Ik ging en ga af en toe naar het Van Gogh museum. Altijd genieten. Ook van wat het museum er om heen heeft verzameld: tijdgenoten, inspiratoren van Vincent en dergelijke.
Boven die vroege dingen uit Nuenen en Antwerpen – boeiend. Ook het boek van Emmy Andriesse bekeken met foto’s van Arles en St. Rémy nu, met Vincent’s schilderijen ter vergelijking erbij. Ik geloof ook ooit het graf in Auvers bezocht te hebben, van de beide broers. Wat een toewijding van Theo, een heel leven lang! Vincent – altijd in geldnood en vast geen ‘makkelijk type’, zo gezegd.

Nu komt er iets heel merkwaardigs. Sinds kort vind ik het mooiste schilderij van Van Gogh in zijn museum een werk, dat … het minst Van Goghiaans is! Namelijk het Gezicht op Parijs (F 261. Hulsker 1101, aldaar in kleur afgebeeld). Helemaal de Hollandse traditie van Ruysdael en Koninck. Enigszins ton sur ton. De wat donker gehouden voorgrond, dan een lichter plan, dan weer – op de hoogte van de Dome des Invalides weer even donkerder. Heel geraffineerd. Een prachtig ritme in het schilderij, met bruine, donker blauwe en grijze tinten. En een schitterende Hollandse lucht er boven. Ook invloed van iemand als Daubigny? Kan ik niet beoordelen. Vincent zat toen (1886) bij zijn broer, en dus is er helaas geen brief over. Heeft hij wellicht geprobeerd iets te maken, dat Theo misschien beter kon verkopen, dan zijn meer moderne werk? Afijn, het mooiste schilderij het minst Van Gogh! Komt het door mijn ouderwetse smaak? Maar ik heb het wel op mijn prikbord hangen naast een aquarel van Cézanne in de Courtauld Londen. Van een zelfde kwaliteit.

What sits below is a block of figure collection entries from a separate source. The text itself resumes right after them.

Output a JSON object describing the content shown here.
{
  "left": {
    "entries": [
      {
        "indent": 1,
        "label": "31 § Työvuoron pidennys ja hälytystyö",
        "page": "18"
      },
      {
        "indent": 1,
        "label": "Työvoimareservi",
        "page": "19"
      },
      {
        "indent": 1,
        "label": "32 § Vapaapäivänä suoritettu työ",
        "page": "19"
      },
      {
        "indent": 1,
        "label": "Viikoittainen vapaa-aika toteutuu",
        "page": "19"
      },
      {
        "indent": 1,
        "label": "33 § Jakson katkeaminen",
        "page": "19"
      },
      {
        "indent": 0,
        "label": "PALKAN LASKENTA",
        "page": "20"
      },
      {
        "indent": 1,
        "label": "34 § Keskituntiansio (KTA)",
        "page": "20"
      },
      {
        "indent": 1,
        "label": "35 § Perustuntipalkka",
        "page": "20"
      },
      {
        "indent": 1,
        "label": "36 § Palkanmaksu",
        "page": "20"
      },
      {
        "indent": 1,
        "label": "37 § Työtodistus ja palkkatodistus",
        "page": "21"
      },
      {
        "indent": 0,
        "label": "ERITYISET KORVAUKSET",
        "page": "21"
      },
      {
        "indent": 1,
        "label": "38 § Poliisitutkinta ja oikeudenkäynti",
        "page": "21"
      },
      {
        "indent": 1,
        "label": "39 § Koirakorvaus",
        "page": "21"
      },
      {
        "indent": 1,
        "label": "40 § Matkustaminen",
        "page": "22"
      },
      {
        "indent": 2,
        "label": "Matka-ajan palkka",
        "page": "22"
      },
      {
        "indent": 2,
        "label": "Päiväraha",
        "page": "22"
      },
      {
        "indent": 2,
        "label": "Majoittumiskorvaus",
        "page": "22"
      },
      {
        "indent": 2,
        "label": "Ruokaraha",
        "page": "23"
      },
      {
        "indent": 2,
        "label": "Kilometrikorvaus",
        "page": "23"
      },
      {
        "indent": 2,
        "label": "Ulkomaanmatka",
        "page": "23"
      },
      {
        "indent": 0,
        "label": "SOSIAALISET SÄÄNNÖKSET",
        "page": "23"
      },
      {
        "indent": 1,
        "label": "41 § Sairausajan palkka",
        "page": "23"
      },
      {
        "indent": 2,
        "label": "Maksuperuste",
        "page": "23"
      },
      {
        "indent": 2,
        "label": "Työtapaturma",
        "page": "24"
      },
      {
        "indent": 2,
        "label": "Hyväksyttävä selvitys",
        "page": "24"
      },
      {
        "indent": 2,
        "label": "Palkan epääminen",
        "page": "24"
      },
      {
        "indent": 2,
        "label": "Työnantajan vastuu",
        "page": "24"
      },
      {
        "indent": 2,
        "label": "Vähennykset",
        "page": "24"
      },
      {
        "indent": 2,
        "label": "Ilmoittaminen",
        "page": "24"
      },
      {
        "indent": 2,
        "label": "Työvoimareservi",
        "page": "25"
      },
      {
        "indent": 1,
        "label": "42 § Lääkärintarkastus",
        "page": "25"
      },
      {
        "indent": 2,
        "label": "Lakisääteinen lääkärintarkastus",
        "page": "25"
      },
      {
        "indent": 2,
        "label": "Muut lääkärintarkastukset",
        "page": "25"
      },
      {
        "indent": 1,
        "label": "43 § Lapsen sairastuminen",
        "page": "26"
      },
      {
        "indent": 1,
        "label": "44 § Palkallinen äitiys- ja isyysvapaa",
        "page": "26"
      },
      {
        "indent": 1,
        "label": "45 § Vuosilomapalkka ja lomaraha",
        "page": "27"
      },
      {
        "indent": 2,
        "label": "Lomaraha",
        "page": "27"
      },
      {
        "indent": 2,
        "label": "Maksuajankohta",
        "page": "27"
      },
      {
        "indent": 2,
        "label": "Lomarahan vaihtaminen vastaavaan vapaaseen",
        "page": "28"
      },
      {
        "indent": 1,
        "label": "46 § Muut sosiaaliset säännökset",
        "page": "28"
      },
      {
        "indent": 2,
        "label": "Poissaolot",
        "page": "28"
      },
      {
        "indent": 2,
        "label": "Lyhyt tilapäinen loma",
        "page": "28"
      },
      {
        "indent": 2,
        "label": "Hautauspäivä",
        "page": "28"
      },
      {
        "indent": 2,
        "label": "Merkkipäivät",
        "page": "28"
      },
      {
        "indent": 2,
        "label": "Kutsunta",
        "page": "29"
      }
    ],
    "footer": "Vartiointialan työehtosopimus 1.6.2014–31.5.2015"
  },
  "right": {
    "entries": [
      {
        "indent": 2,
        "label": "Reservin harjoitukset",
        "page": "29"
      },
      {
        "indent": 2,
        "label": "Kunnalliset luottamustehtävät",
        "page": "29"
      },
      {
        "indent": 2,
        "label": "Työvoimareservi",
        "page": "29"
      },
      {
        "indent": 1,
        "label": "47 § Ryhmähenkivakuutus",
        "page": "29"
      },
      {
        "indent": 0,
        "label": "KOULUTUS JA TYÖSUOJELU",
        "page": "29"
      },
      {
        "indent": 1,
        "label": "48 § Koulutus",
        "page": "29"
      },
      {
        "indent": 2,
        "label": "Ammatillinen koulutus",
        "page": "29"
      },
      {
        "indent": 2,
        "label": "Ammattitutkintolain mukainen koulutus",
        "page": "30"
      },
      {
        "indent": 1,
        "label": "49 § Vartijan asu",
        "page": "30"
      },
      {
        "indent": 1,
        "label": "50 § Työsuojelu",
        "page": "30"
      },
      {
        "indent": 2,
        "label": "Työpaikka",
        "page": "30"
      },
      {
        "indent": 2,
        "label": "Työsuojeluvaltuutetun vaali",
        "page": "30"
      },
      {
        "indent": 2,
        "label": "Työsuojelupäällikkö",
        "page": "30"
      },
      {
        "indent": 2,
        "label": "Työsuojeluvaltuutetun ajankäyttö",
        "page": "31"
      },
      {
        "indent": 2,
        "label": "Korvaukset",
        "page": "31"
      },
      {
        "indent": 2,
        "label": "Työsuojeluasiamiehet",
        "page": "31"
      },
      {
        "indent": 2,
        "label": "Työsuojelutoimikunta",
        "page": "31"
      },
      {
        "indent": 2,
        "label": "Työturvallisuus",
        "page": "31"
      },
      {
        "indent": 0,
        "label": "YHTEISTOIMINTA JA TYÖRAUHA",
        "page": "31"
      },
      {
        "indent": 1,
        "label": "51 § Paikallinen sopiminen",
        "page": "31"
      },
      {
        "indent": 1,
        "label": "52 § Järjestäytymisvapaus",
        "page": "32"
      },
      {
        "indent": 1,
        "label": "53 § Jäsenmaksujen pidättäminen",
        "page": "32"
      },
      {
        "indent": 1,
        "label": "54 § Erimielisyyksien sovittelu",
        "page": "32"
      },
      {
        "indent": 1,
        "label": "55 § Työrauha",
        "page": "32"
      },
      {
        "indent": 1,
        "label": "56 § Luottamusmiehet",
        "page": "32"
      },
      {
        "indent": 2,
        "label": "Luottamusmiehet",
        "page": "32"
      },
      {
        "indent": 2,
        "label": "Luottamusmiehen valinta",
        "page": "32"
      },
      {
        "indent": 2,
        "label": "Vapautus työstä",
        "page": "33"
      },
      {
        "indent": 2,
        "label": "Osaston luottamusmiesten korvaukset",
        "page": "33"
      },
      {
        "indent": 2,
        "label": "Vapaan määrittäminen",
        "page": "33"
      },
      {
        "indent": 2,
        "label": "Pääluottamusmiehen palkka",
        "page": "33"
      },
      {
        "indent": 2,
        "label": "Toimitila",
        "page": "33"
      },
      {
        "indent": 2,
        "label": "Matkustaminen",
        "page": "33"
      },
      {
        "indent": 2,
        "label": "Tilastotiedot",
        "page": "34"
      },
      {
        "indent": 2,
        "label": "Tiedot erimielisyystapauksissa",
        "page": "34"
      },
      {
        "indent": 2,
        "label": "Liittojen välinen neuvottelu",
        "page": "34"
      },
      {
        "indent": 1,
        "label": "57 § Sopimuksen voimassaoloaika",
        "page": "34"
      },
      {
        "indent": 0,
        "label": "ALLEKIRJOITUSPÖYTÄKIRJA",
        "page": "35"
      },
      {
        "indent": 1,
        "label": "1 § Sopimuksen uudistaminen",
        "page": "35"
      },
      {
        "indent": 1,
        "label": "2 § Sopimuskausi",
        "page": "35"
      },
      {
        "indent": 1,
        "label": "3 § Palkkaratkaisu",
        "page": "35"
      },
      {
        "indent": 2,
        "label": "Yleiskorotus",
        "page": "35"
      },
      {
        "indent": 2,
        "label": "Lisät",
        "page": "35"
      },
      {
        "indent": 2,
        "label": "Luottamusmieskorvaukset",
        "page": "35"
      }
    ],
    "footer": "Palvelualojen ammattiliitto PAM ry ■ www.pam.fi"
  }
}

Willem Hoogendijk D.A. Zn.
Zomer 2010
wh@aarde.org

PS
Over de 17e eeuw placht mijn vader te zeggen: we hebben in ons land, wat we niet verkocht hebben. Voor belangrijke meesters moet je naar het buitenland gaan: Bosch, Koninck, Hobbema. Die Cornelis Hoogendijk, met o.a. die tiental (?) Cézannes: het Stedelijk had een Cézanne zaal kunnen hebben, waar nu de hele wereld voor langs zou komen!

PPS
Nog even iets over Cornelis’ zuster Riet. Er is een bekende foto van Toorop, die een model verwelkomt. Dat model, op de rug gezien, wordt nu gedacht Riet H. te zijn. T. was op haar verliefd, maar zij hield afstand, omdat hij getrouwd was. Net als haar broer had ook zij veel geld geërfd (de Hoogendijken waren succesvolle ondernemers in Capelle en Krimpen aan de IJssel. O.a. de Van der Giessen-De Noord werf was hun oude scheepswerf). Met haar geld heeft Riet in 1903 een arbeiders wijkje laten bouwen in het Haagse Transvaal kwartier volgens moderne ideeën, d.w.z. met lucht, siergroen, tuintjes en kinderspeelgelegenheid. Dertig jaar later verkoopt zij het wijkje aan de gemeente. Voor het bedrag, dat zij er destijds in gestoken had. Dat was nog eens chic. Hartverwarmend. Trots op zo’n achter achter oud tante!
Riet trouwde met de schilder Van Blaaderen. Hun kinderen hadden nog wat schilderijen over, zoals te zien op een schilderij, dat Sluijters van hen gemaakt had. Daaronder Van Gogh’s Stilleven met de blauwe handschoenen. Vanwege de familieband vroegen zij aan mijn vader, dat voor hen te verkopen. Het werk ging naar de bekende Mellon collectie in de Verenigde Staten.